São muitos os episódios
que na altura me marcaram, como o caso de um jovem negro, olhos tristes, o António,
atrás de uma janela do rés-do-chão
de uma pensão, trazido de África
pelo "dono" para cuidar dos filhos, que levava, desculpem-me a
expressão, fui sempre
advertido em criança para a não
usar, era feio, era grosseiro, mas agora uso-a sem contemplações,
"porrada" de três
em pipa. A agravar os casos da pretensa superioridade de seres humanos sobre os
demais, foi o meu conhecimento "precoce" sobre "aquilo" que
os nazis fizeram. Arvoraram-se numa raça
superior, como se tal fosse possível.
Os acontecimentos que me eram transmitidos, e os que ia constatando pela minha
"experiência", assim
como algumas leituras, sobretudo dos livros aos quadradinhos em que os
peles-vermelhas, considerados como inferiores e selvagens, eram mortos e
dizimados pelos brancos, permitiram-me concluir pela arrogância
da pretensa superioridade de muitos seres humanos.
Superioridade,
a que não é
estranha uma forma de "pureza", por vezes social ou económica;
frequentemente rácica, traduzida na
cor da pele, no antissemitismo; na genética,
com base numa aristocracia mais ou menos ranhosa ou numa bisavó
espanhola, mas sempre presente e preocupante. Não
há volta a dar-lhe.
Hoje
em dia, as novas tecnologias servem para todos os fins, mesmo para
"testar" ou "comprovar" a pureza da raça,
como aconteceu recentemente na Hungria em que um deputado publicou um
"certificado" testando que não
era possuidor de genes ciganos ou judeus!
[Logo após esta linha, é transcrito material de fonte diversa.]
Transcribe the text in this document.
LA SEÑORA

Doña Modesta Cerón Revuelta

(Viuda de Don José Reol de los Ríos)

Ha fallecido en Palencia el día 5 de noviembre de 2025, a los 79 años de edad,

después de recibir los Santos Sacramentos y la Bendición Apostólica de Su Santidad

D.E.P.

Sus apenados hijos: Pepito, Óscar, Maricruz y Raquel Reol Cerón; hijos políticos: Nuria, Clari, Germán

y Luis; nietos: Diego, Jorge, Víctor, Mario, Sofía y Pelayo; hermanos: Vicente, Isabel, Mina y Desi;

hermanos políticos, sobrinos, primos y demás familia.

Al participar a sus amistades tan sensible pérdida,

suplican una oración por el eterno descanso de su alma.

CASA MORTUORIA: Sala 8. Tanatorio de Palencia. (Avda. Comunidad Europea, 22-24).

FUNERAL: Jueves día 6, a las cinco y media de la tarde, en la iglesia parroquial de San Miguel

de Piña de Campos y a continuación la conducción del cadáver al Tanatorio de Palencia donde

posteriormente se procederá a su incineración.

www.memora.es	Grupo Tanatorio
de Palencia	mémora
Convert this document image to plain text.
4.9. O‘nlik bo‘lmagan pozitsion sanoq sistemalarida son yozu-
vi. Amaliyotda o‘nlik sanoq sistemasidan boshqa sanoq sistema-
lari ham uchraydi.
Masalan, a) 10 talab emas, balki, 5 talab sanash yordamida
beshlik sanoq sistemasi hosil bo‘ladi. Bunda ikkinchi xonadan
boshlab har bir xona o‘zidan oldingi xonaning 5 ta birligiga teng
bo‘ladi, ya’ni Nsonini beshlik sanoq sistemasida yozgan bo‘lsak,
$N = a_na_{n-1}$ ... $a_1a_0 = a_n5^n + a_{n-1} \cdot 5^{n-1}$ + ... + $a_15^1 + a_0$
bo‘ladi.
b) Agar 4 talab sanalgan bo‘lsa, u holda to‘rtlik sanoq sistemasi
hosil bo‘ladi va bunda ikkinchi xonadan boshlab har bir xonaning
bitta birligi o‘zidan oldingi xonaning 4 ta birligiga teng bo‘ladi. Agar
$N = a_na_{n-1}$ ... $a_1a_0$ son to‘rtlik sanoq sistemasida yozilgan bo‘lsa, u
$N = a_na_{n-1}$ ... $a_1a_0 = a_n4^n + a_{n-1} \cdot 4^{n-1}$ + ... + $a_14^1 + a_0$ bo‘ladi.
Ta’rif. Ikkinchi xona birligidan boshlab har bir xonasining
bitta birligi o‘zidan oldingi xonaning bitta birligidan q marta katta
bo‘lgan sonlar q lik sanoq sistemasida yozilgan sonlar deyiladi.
Uma aberração
que é de tomar em linha
de conta pela perversidade intrínseca.
Claro que foi feita a devida participação
judicial contra o laboratório
que fez a análise, mas é
mais do que certo que determinados movimentos, ou correntes ideológicas,
irão utilizar tudo o
que estiver ao seu alcance para manter viva a chama da superioridade e de uma
pretensa pureza racial, capaz de vir a queimar, mais uma vez, os outros, os
chamados normais ou inferiores. Esta fome de queimar os nossos semelhantes
nunca mais tem fim e, na minha opinião,
nunca terá. Afinal, começo
a ter razão, alguns (às
tantas demasiados) seres humanos deixam muito a desejar, não
aprendem nada com o passado e quando aprendem é
só para reforçar
tendências discriminatórias
e verdadeiramente anti-humanas. Este texto é
apenas o meu "certificado de estupidez" para muitas pessoas que se
arrogam ser superiores...
Excelente. Revejo-me no diz
ResponderEliminarDepois de ler não posso deixar de me lembrar de uma série de seres superiores que aqui encaixariam na perfeição. Alguns andam bem por perto...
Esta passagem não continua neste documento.